The transgenerational transmission of trauma and loss can be detrimental to the development and wellbeing of the subsequent generation. "To grow up with overwhelming inherited memories, to be dominated by narratives that preceded one's birth, is to risk having one's own life stories displaced, even evacuated, by our ancestors. These events happened in the past, but their effects continue into the present." (Hirsch, 2012.)

References

Bergmann. M.S. & Jucovey, M.E. (1990). Generations of the Holocaust. New York: Columbia University Press.

Fraiberg, S., Adelson, E. & Shapiro, V. (1975). Ghosts in the Nursery: A Psychoanalytic Approach to the Problems of Impaired Infant-Mother Relationships. Journal of American Academy of Child Psychiatry, 14(3), 387-421.

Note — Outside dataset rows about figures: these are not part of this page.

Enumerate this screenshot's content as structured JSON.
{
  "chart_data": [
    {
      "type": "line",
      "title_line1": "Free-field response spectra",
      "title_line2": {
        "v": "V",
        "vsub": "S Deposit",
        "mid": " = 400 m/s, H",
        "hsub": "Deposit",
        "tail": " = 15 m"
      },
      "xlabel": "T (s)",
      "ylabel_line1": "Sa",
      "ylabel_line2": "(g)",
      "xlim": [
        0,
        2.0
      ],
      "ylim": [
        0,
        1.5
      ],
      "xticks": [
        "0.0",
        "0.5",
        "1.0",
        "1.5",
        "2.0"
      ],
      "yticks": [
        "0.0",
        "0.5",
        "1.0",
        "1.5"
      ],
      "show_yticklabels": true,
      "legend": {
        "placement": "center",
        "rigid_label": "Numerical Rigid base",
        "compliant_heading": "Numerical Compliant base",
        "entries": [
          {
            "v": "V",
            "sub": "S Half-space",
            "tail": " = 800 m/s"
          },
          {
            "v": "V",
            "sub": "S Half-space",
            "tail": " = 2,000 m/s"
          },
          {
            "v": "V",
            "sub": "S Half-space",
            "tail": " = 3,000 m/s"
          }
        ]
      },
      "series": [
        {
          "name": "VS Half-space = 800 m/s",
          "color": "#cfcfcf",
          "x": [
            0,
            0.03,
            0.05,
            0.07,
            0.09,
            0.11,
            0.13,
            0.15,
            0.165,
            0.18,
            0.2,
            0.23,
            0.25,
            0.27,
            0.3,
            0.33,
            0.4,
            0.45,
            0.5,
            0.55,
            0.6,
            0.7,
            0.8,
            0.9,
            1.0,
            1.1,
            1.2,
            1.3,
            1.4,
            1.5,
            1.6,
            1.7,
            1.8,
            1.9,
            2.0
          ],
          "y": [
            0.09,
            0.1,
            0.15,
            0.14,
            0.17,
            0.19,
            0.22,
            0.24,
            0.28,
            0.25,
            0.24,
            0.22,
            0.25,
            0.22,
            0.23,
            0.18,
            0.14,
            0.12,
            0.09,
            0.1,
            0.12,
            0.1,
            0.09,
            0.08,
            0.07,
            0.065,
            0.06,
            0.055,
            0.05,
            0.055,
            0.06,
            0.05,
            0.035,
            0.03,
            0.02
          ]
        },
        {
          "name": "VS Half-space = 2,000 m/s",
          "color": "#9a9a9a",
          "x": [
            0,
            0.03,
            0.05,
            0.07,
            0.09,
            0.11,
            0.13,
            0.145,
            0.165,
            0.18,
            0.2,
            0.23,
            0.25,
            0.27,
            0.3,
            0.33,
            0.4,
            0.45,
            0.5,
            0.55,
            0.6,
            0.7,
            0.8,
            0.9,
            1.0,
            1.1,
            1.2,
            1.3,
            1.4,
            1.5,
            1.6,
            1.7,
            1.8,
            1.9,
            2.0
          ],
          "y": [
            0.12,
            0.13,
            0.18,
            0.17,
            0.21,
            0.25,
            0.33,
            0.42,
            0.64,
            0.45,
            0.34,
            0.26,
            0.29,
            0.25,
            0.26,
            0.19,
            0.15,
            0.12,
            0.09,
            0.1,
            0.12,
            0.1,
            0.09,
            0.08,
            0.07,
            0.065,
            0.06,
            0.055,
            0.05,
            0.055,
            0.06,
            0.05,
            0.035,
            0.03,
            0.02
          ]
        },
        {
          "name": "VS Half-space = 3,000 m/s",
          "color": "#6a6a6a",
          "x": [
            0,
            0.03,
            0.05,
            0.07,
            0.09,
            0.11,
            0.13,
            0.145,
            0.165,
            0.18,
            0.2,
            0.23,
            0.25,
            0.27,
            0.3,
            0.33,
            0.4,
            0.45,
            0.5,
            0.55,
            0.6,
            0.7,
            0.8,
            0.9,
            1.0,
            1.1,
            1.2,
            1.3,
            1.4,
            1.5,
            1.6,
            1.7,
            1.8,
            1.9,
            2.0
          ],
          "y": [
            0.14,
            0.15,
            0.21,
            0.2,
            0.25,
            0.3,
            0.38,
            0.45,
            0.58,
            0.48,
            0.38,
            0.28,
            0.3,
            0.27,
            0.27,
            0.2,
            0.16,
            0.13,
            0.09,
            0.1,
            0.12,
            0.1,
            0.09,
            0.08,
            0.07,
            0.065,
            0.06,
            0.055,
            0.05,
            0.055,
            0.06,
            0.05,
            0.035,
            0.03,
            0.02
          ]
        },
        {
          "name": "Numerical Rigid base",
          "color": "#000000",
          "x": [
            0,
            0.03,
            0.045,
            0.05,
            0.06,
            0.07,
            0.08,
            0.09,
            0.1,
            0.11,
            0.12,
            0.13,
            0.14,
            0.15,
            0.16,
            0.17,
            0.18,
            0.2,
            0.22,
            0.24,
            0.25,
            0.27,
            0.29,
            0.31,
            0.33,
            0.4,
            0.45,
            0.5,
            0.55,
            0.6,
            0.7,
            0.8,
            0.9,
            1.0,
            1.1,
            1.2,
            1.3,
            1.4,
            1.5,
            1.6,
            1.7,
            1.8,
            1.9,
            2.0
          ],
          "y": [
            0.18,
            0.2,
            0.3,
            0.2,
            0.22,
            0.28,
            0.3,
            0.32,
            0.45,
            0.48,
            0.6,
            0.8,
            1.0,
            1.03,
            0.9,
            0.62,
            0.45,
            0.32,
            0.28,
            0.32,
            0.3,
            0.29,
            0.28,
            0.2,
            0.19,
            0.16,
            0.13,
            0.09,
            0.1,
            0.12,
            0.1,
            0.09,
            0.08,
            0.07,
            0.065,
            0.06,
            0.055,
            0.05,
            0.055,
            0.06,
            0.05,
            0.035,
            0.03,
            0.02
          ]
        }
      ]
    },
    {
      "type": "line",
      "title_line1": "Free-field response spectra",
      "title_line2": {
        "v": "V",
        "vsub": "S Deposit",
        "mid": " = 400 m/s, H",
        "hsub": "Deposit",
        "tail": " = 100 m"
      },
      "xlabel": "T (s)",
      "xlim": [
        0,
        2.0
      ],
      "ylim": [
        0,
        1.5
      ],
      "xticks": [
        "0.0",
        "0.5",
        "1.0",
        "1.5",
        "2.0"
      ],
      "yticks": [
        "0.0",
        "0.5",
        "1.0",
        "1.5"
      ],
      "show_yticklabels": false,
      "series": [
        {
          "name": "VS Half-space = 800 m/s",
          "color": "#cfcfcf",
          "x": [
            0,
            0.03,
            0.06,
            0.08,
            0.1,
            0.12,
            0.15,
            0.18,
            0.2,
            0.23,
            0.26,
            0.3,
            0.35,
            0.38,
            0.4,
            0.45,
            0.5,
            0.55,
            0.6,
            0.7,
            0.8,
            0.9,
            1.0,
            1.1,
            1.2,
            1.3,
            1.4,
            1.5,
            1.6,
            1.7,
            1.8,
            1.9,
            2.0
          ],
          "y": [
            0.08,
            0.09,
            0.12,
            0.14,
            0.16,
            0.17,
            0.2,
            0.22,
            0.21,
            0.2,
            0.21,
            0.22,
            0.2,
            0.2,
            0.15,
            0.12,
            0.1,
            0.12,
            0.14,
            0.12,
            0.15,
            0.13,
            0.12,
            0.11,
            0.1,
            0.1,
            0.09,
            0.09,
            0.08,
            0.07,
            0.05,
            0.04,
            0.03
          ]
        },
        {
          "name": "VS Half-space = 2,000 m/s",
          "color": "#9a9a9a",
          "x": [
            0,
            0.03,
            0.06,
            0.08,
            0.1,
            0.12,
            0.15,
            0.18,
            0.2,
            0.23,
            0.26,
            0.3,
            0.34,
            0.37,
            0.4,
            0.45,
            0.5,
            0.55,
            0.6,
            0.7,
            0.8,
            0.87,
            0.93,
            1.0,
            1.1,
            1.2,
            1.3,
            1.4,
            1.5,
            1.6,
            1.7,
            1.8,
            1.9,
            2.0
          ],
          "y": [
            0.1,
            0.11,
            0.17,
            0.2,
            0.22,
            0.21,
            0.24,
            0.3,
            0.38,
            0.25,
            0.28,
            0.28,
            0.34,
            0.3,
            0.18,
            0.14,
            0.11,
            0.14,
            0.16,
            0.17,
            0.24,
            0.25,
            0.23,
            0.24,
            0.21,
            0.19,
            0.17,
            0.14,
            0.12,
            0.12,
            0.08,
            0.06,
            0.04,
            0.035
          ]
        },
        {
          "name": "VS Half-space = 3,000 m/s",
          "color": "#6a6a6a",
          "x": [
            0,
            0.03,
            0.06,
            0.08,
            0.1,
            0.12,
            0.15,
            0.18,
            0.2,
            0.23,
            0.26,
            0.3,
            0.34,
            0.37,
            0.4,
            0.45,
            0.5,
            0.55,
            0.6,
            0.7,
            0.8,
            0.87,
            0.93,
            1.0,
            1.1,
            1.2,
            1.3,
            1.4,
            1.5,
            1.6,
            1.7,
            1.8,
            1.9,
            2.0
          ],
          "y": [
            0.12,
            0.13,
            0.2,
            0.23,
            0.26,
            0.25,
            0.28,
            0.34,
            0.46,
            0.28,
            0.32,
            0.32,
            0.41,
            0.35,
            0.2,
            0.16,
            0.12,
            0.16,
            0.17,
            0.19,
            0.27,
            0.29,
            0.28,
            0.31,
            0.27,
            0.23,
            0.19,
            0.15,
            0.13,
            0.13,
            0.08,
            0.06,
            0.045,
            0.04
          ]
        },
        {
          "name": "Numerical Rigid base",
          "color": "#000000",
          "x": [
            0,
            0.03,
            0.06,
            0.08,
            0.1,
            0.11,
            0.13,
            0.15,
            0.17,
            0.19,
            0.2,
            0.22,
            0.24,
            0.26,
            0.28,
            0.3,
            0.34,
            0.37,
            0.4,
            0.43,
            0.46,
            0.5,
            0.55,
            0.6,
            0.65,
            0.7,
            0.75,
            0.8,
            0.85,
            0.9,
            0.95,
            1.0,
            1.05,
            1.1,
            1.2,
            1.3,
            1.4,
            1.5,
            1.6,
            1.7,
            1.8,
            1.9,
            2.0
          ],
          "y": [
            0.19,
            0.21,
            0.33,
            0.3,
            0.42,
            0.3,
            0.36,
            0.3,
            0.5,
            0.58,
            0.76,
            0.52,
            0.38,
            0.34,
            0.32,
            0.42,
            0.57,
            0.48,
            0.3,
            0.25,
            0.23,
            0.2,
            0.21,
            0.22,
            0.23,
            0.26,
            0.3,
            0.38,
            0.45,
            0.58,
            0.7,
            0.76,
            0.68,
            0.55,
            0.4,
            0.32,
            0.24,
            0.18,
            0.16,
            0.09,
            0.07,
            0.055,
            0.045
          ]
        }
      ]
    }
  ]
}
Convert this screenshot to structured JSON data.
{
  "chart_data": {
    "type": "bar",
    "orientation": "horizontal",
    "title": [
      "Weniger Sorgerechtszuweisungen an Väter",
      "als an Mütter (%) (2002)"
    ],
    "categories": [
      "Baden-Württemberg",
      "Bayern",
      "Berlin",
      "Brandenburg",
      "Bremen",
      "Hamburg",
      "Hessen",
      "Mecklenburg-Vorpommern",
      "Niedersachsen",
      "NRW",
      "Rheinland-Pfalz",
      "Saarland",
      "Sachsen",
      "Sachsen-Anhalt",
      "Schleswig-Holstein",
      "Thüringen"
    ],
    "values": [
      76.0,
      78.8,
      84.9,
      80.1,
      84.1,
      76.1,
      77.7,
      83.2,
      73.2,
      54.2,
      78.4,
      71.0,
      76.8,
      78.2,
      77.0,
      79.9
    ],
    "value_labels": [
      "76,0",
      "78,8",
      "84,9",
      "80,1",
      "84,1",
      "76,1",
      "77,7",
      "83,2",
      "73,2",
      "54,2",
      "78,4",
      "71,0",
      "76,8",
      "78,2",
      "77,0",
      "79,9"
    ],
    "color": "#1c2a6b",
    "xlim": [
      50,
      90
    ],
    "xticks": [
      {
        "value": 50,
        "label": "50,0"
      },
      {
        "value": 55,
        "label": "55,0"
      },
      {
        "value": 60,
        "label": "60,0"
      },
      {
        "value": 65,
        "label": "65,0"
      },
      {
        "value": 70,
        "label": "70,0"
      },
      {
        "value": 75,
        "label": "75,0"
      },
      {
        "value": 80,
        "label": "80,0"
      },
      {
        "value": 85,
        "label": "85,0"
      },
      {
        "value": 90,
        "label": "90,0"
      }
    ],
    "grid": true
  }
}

Hirsch, M. (2012). The Generation of Postmemory: Writing and Visual Culture After the Holocaust. New York: Columbia University Press.

Kellermann, N.P.F. (2001). Transmission of holocaust trauma—an integrative view. Psychiatry, Fall, 2001.

Lieberman, S. (1979). A transgenerational theory. Journal of Family Therapy, (1) 3, 347-360.

Shoshan, T. (1989). Mourning and longing from generation to generation. American Journal of Psychotherapy, 43: 193- 207.

Vollmann, S. (2014). A Legacy of Loss: Stories of Replacement Dynamics and The Subsequent Child. The Omega Journal of Death and Dying, 69(3).